|Autographed copy of K. Dunham's A Touch of Innocence (1959)|
My colleague Candice Love Jackson recently "pulled a T. Harris." That is one way of saying that Jackson utilized time and resources in a way to generously and somehow out of nowhere provide assistance or a gift to a student. We sometimes refer to such acts of kindness as a "T. Harris," alluding to literary scholar Trudier Harris, who was Jackson's lead professor at the University of North Carolina, where Jackson earned her graduate degrees. Professor Harris is known for regularly going out of her way to support students.

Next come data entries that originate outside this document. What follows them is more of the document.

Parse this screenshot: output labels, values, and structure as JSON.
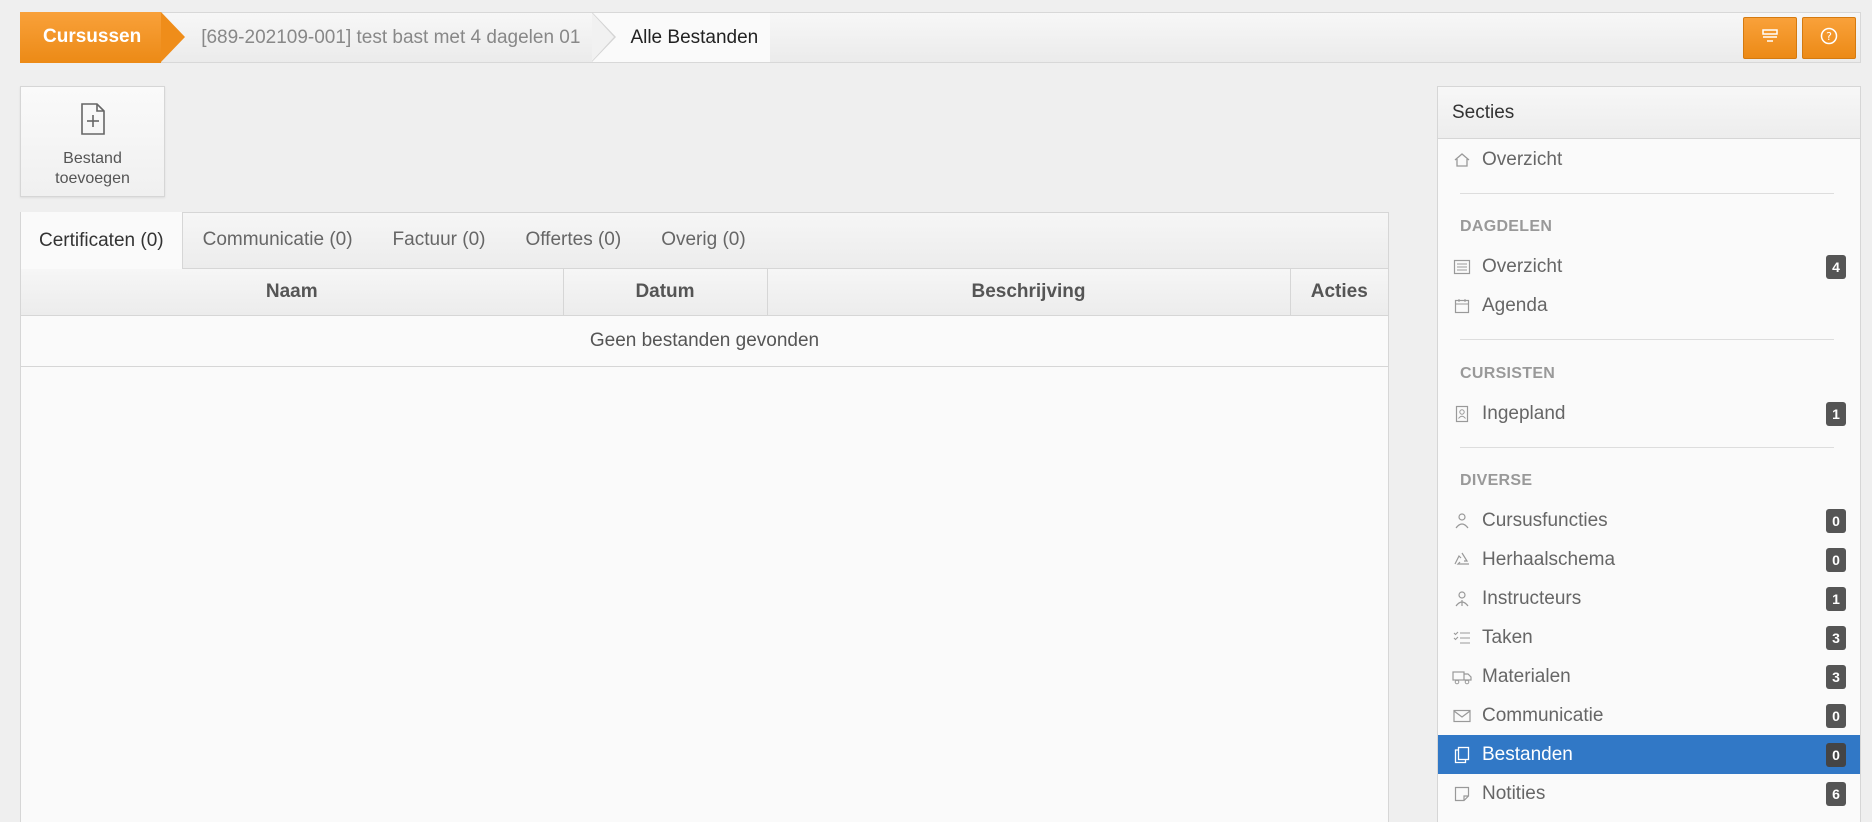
{
  "breadcrumb": {
    "home": "Cursussen",
    "course": "[689-202109-001] test bast met 4 dagelen 01",
    "current": "Alle Bestanden"
  },
  "topbar_buttons": [
    {
      "icon": "settings-panel-icon"
    },
    {
      "icon": "help-icon"
    }
  ],
  "add_file": {
    "label_line1": "Bestand",
    "label_line2": "toevoegen",
    "icon": "file-plus-icon"
  },
  "tabs": [
    {
      "label": "Certificaten (0)",
      "active": true
    },
    {
      "label": "Communicatie (0)"
    },
    {
      "label": "Factuur (0)"
    },
    {
      "label": "Offertes (0)"
    },
    {
      "label": "Overig (0)"
    }
  ],
  "table": {
    "columns": [
      "Naam",
      "Datum",
      "Beschrijving",
      "Acties"
    ],
    "empty_message": "Geen bestanden gevonden"
  },
  "sidebar": {
    "title": "Secties",
    "overview": {
      "label": "Overzicht",
      "icon": "home-icon"
    },
    "groups": {
      "dagdelen": "DAGDELEN",
      "cursisten": "CURSISTEN",
      "diverse": "DIVERSE"
    },
    "dagdelen_items": [
      {
        "label": "Overzicht",
        "badge": "4",
        "icon": "list-icon"
      },
      {
        "label": "Agenda",
        "icon": "calendar-icon"
      }
    ],
    "cursisten_items": [
      {
        "label": "Ingepland",
        "badge": "1",
        "icon": "id-badge-icon"
      }
    ],
    "diverse_items": [
      {
        "label": "Cursusfuncties",
        "badge": "0",
        "icon": "people-icon"
      },
      {
        "label": "Herhaalschema",
        "badge": "0",
        "icon": "recycle-icon"
      },
      {
        "label": "Instructeurs",
        "badge": "1",
        "icon": "instructor-icon"
      },
      {
        "label": "Taken",
        "badge": "3",
        "icon": "tasks-icon"
      },
      {
        "label": "Materialen",
        "badge": "3",
        "icon": "truck-icon"
      },
      {
        "label": "Communicatie",
        "badge": "0",
        "icon": "envelope-icon"
      },
      {
        "label": "Bestanden",
        "badge": "0",
        "icon": "files-icon",
        "active": true
      },
      {
        "label": "Notities",
        "badge": "6",
        "icon": "note-icon"
      }
    ]
  },
  "colors": {
    "accent_orange": "#ef8d1a",
    "active_blue": "#3178c6"
  }
}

For instance, last year, Harris suggested that two of our SIUE graduate students participate in a seminar on Sonia Sanchez at James Madison University, and she financed our students' tuition for the program. At the time, Professor had not met our students. All she knew was that Jackson and I had students who might benefit from the seminar, so she encouraged and supported their participation. This past February, Emory University announced that Professor Harris had funded a Dissertation Completion Award in honor of student James W. Richardson, Jr. (1964-2011).

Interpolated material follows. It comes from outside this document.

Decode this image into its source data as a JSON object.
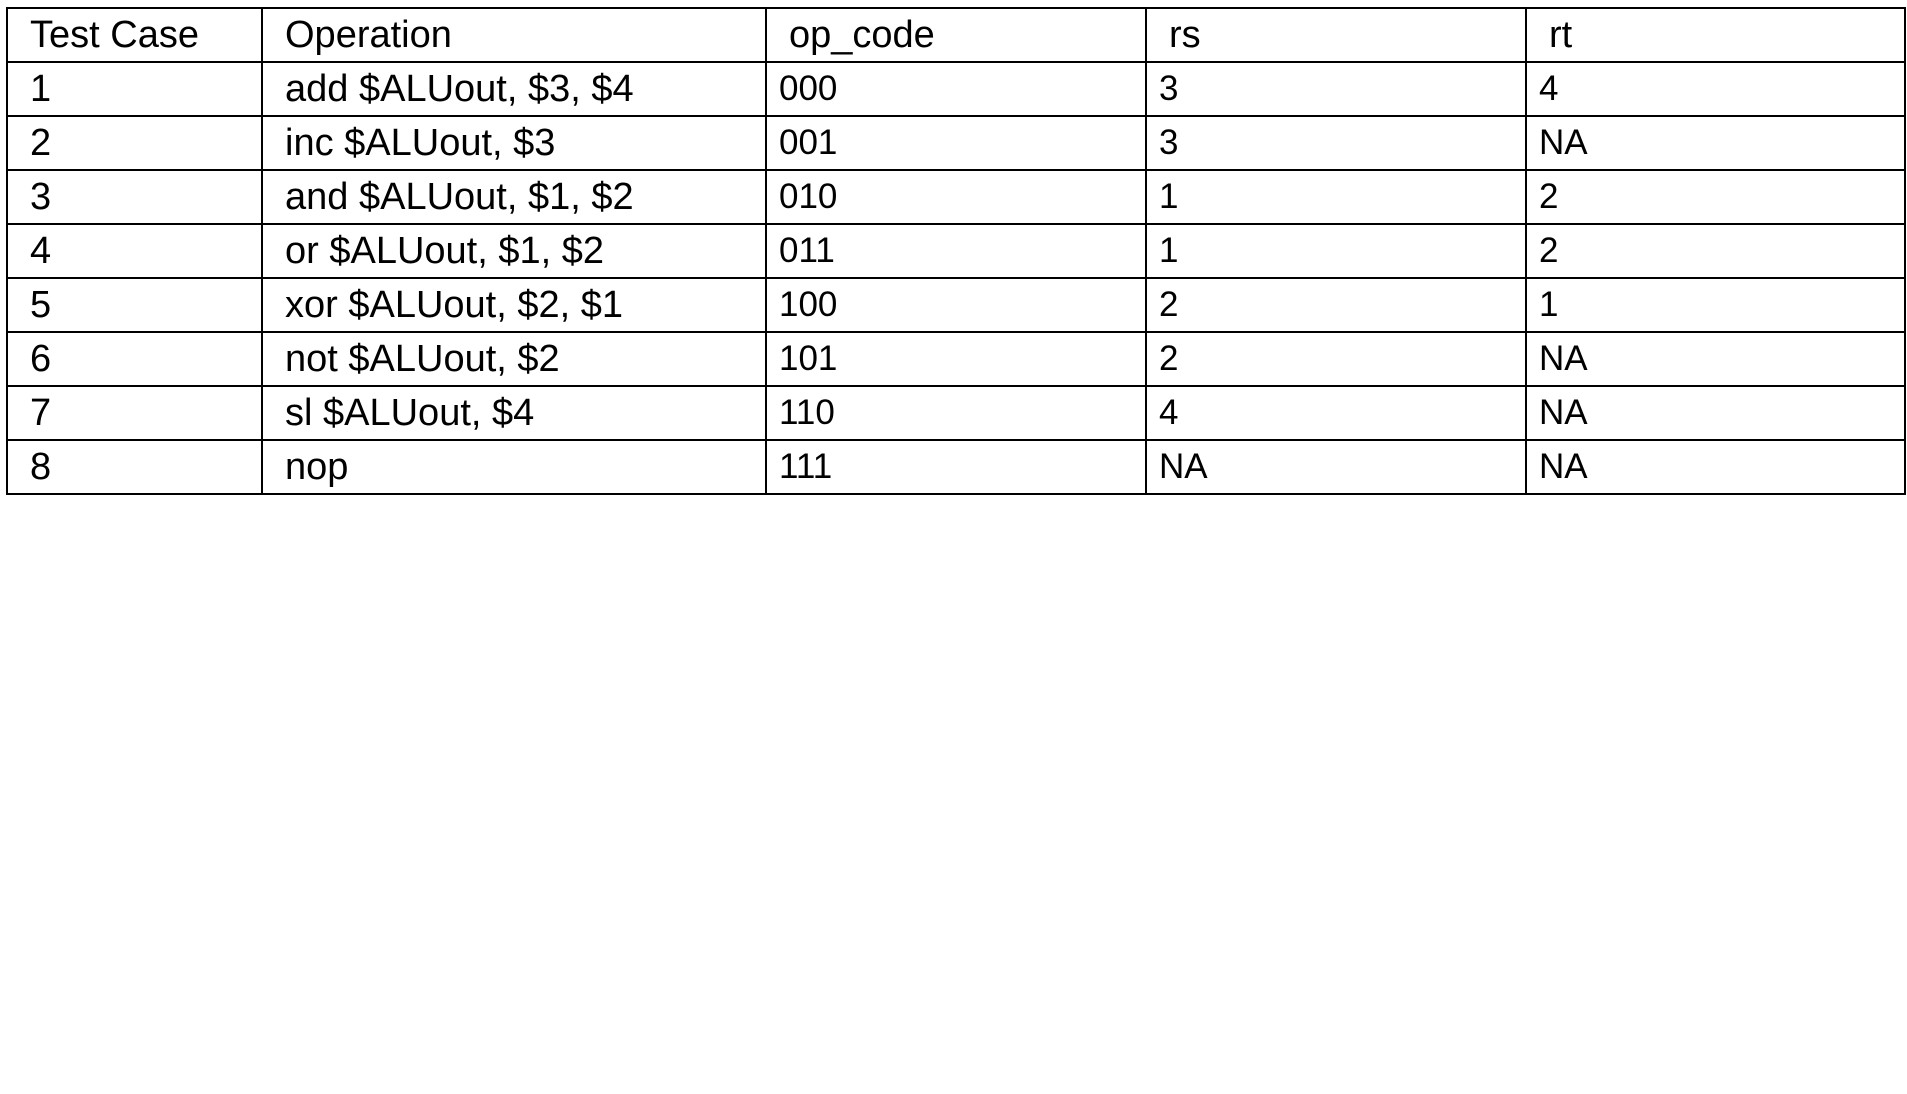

Yesterday, Jackson pulled a T. Harris by presenting our black studies contributor Danielle Hall with an edition of Katherine Dunham's memoir A Touch Of Innocence (1959). Notably, the book that Jackson acquired contained Dunham's autograph. Jackson purchased the book last weekend at an auction. Who knows how much she paid?
Danielle is a serious up and coming Dunham scholar, so she was surprised and quite pleased by the gift. It's not every day that you stop by your professor's office and receive a book by your research subject that also contains her signature.
Danielle is now the proud owner of a wonderful collector's item, and I'm thinking Jackson should take pride in the fact that she pulled a T. Harris.